Il est presque impossible d’entendre des points de vue opposés car nous sommes inondés de tellement d’informations que nous avons peu de capacité à les prendre en compte.

Une grande partie des données collectées ne devraient pas exister, elles sont en effet profondément illégitimes : elles nous ont été volées, sans que nous le sachions, et sans que nous y consentions.

Les Gafam (Google, Apple, Facebook, Amazon, Microsoft) collectent et vendent toujours plus de données personnelles, au détriment de la vie privée des individus.

Nos existences mêmes sont la matière première de ce nouvel ordre économique. Nos opinions politiques, nos émotions, notre sexualité, ce que nous recherchons et achetons, le fait que nous marchions dans la rue vers tel lieu ou tel autre.

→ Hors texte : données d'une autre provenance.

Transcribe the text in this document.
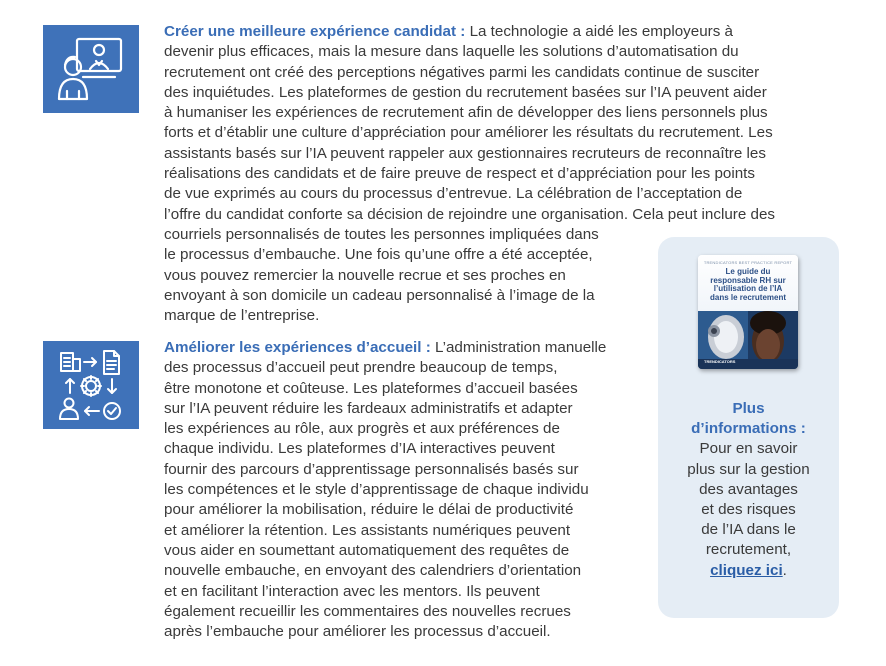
Créer une meilleure expérience candidat : La technologie a aidé les employeurs à
devenir plus efficaces, mais la mesure dans laquelle les solutions d’automatisation du
recrutement ont créé des perceptions négatives parmi les candidats continue de susciter
des inquiétudes. Les plateformes de gestion du recrutement basées sur l’IA peuvent aider
à humaniser les expériences de recrutement afin de développer des liens personnels plus
forts et d’établir une culture d’appréciation pour améliorer les résultats du recrutement. Les
assistants basés sur l’IA peuvent rappeler aux gestionnaires recruteurs de reconnaître les
réalisations des candidats et de faire preuve de respect et d’appréciation pour les points
de vue exprimés au cours du processus d’entrevue. La célébration de l’acceptation de
l’offre du candidat conforte sa décision de rejoindre une organisation. Cela peut inclure des
courriels personnalisés de toutes les personnes impliquées dans
le processus d’embauche. Une fois qu’une offre a été acceptée,
vous pouvez remercier la nouvelle recrue et ses proches en
envoyant à son domicile un cadeau personnalisé à l’image de la
marque de l’entreprise.

Améliorer les expériences d’accueil : L’administration manuelle
des processus d’accueil peut prendre beaucoup de temps,
être monotone et coûteuse. Les plateformes d’accueil basées
sur l’IA peuvent réduire les fardeaux administratifs et adapter
les expériences au rôle, aux progrès et aux préférences de
chaque individu. Les plateformes d’IA interactives peuvent
fournir des parcours d’apprentissage personnalisés basés sur
les compétences et le style d’apprentissage de chaque individu
pour améliorer la mobilisation, réduire le délai de productivité
et améliorer la rétention. Les assistants numériques peuvent
vous aider en soumettant automatiquement des requêtes de
nouvelle embauche, en envoyant des calendriers d’orientation
et en facilitant l’interaction avec les mentors. Ils peuvent
également recueillir les commentaires des nouvelles recrues
après l’embauche pour améliorer les processus d’accueil.

TRENDICATORS BEST PRACTICE REPORT
Le guide du
responsable RH sur
l’utilisation de l’IA
dans le recrutement
TRENDICATORS
Plus
d’informations :
Pour en savoir
plus sur la gestion
des avantages
et des risques
de l’IA dans le
recrutement,
cliquez ici.
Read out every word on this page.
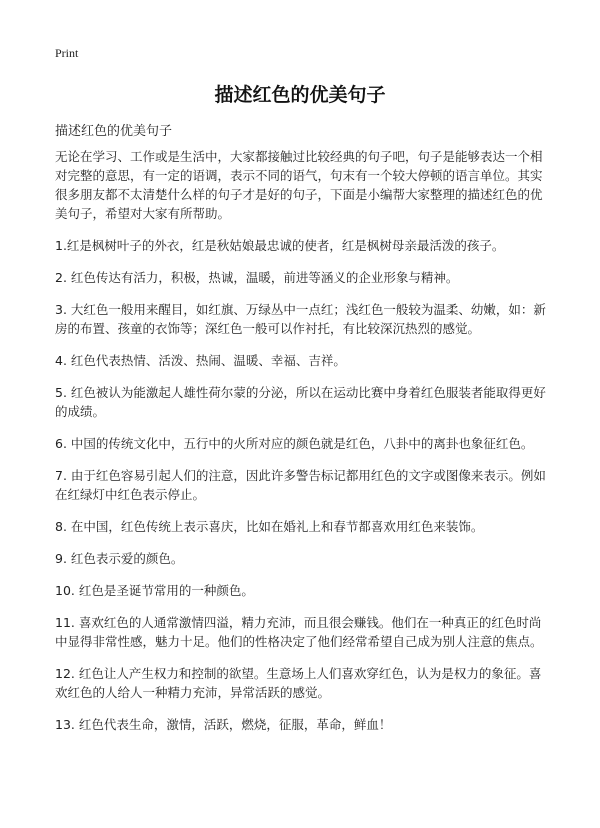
Print
描述红色的优美句子

描述红色的优美句子

无论在学习、工作或是生活中，大家都接触过比较经典的句子吧，句子是能够表达一个相对完整的意思，有一定的语调，表示不同的语气，句末有一个较大停顿的语言单位。其实很多朋友都不太清楚什么样的句子才是好的句子，下面是小编帮大家整理的描述红色的优美句子，希望对大家有所帮助。

1.红是枫树叶子的外衣，红是秋姑娘最忠诚的使者，红是枫树母亲最活泼的孩子。

2. 红色传达有活力，积极，热诚，温暖，前进等涵义的企业形象与精神。

3. 大红色一般用来醒目，如红旗、万绿丛中一点红；浅红色一般较为温柔、幼嫩，如：新房的布置、孩童的衣饰等；深红色一般可以作衬托，有比较深沉热烈的感觉。

4. 红色代表热情、活泼、热闹、温暖、幸福、吉祥。

5. 红色被认为能激起人雄性荷尔蒙的分泌，所以在运动比赛中身着红色服装者能取得更好的成绩。

6. 中国的传统文化中，五行中的火所对应的颜色就是红色，八卦中的离卦也象征红色。

7. 由于红色容易引起人们的注意，因此许多警告标记都用红色的文字或图像来表示。例如在红绿灯中红色表示停止。

8. 在中国，红色传统上表示喜庆，比如在婚礼上和春节都喜欢用红色来装饰。

9. 红色表示爱的颜色。

10. 红色是圣诞节常用的一种颜色。

11. 喜欢红色的人通常激情四溢，精力充沛，而且很会赚钱。他们在一种真正的红色时尚中显得非常性感，魅力十足。他们的性格决定了他们经常希望自己成为别人注意的焦点。

12. 红色让人产生权力和控制的欲望。生意场上人们喜欢穿红色，认为是权力的象征。喜欢红色的人给人一种精力充沛，异常活跃的感觉。

13. 红色代表生命，激情，活跃，燃烧，征服，革命，鲜血！
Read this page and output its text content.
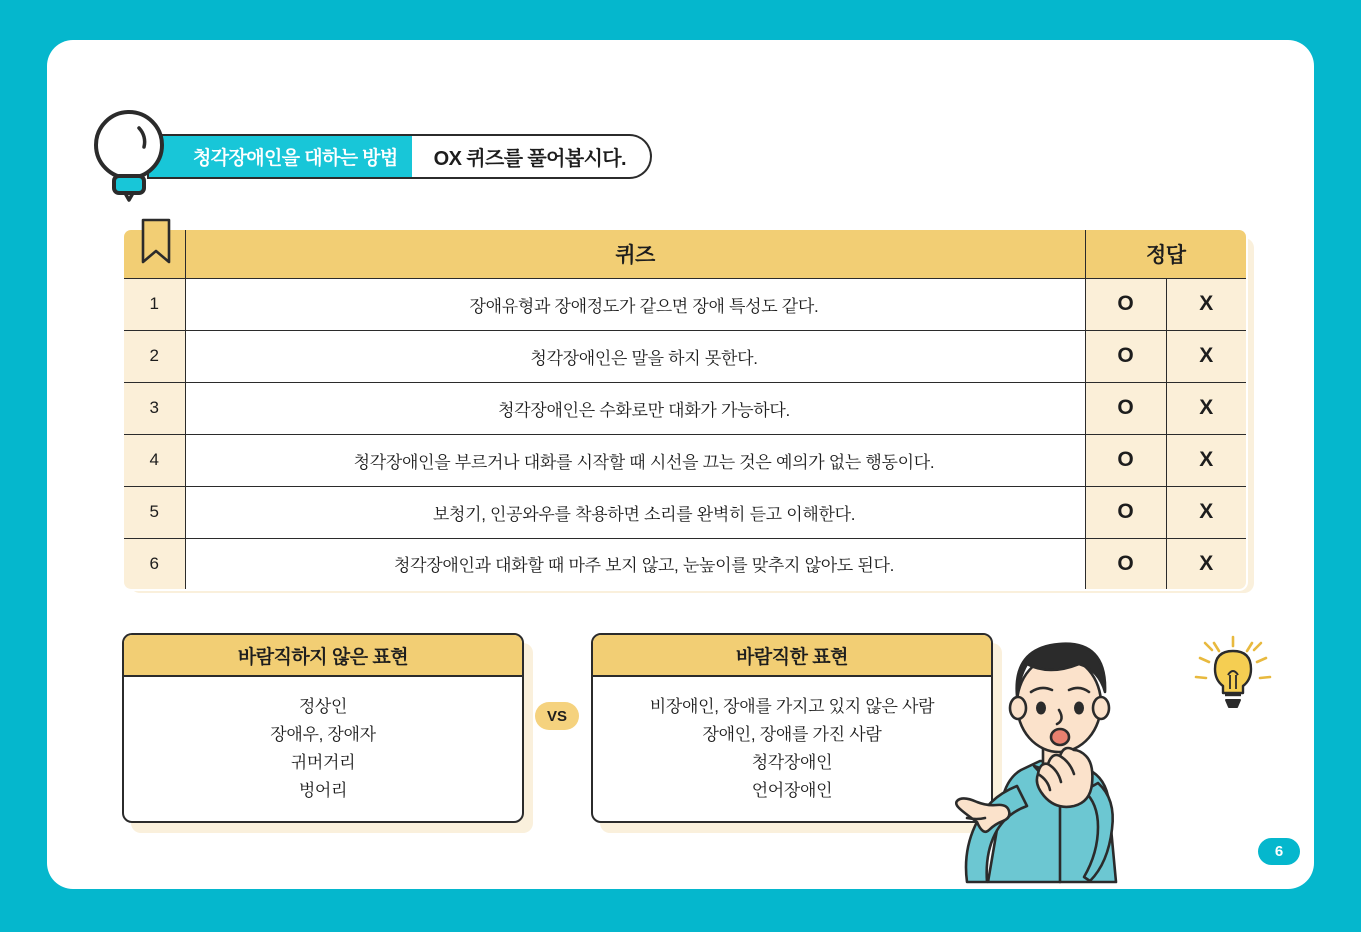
청각장애인을 대하는 방법 OX 퀴즈를 풀어봅시다.
	퀴즈	정답	
1	장애유형과 장애정도가 같으면 장애 특성도 같다.	O	X
2	청각장애인은 말을 하지 못한다.	O	X
3	청각장애인은 수화로만 대화가 가능하다.	O	X
4	청각장애인을 부르거나 대화를 시작할 때 시선을 끄는 것은 예의가 없는 행동이다.	O	X
5	보청기, 인공와우를 착용하면 소리를 완벽히 듣고 이해한다.	O	X
6	청각장애인과 대화할 때 마주 보지 않고, 눈높이를 맞추지 않아도 된다.	O	X
바람직하지 않은 표현
정상인
장애우, 장애자
귀머거리
벙어리
바람직한 표현
비장애인, 장애를 가지고 있지 않은 사람
장애인, 장애를 가진 사람
청각장애인
언어장애인
VS
6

Données qu’elles vont non seulement collecter et monétiser mais, plus grave encore, plier et infléchir à leur profit. Car la valeur de ces données est d’autant plus forte que leur prédiction est fiable. Le capitalisme de surveillance ne se contente donc pas de nous observer, mais s’immisce dans chaque espace des nos vies, pour conquérir et contrôler ce qu’il restait encore de notre liberté.

Le danger que font courir les géants du numérique est bien plus grand qu’on ne l’imagine. Ils dévoient les règles du capitalisme et menacent la démocratie par une exploitation sans limite des données personnelles dans le but de modifier à leur insu les comportements de leurs utilisateurs.

Pour la sociologue Shoshana Zuboff, les GAFAM sont passés de la collecte et de la vente des données personnelles à la manipulation effective des personnes. Certaines entreprises détiennent désormais suffisamment d’informations sur nous pour influencer nos comportements au service d’objectifs économiques.

Conclusion

Il ne fait aucun doute que le capitalisme de surveillance a apporté d’énormes avantages à la société. Il a révolutionné le commerce traditionnel, les produits et les services, et a donné naissance à des catégories d’entreprises entièrement nouvelles. Cela a facilité la vie des gens de toutes sortes de manières et continuera de le faire dans les années à venir.

Néanmoins, les risques associés au capitalisme de surveillance sont réels et notre réponse a été largement passive.

En s’appropriant nos données personnelles, les géants du numérique nous manipulent et modifient nos comportements, s’attaquant à notre libre arbitre et menaçant nos libertés et notre souveraineté personnelle.

Nous acceptons la collecte et l’exploitation de nos données par commodité car ces services sont « gratuits » sans nous rendre compte qu’en même temps nous acceptons d’être soumis à une forme nouvelle et plus forte d’asservissement.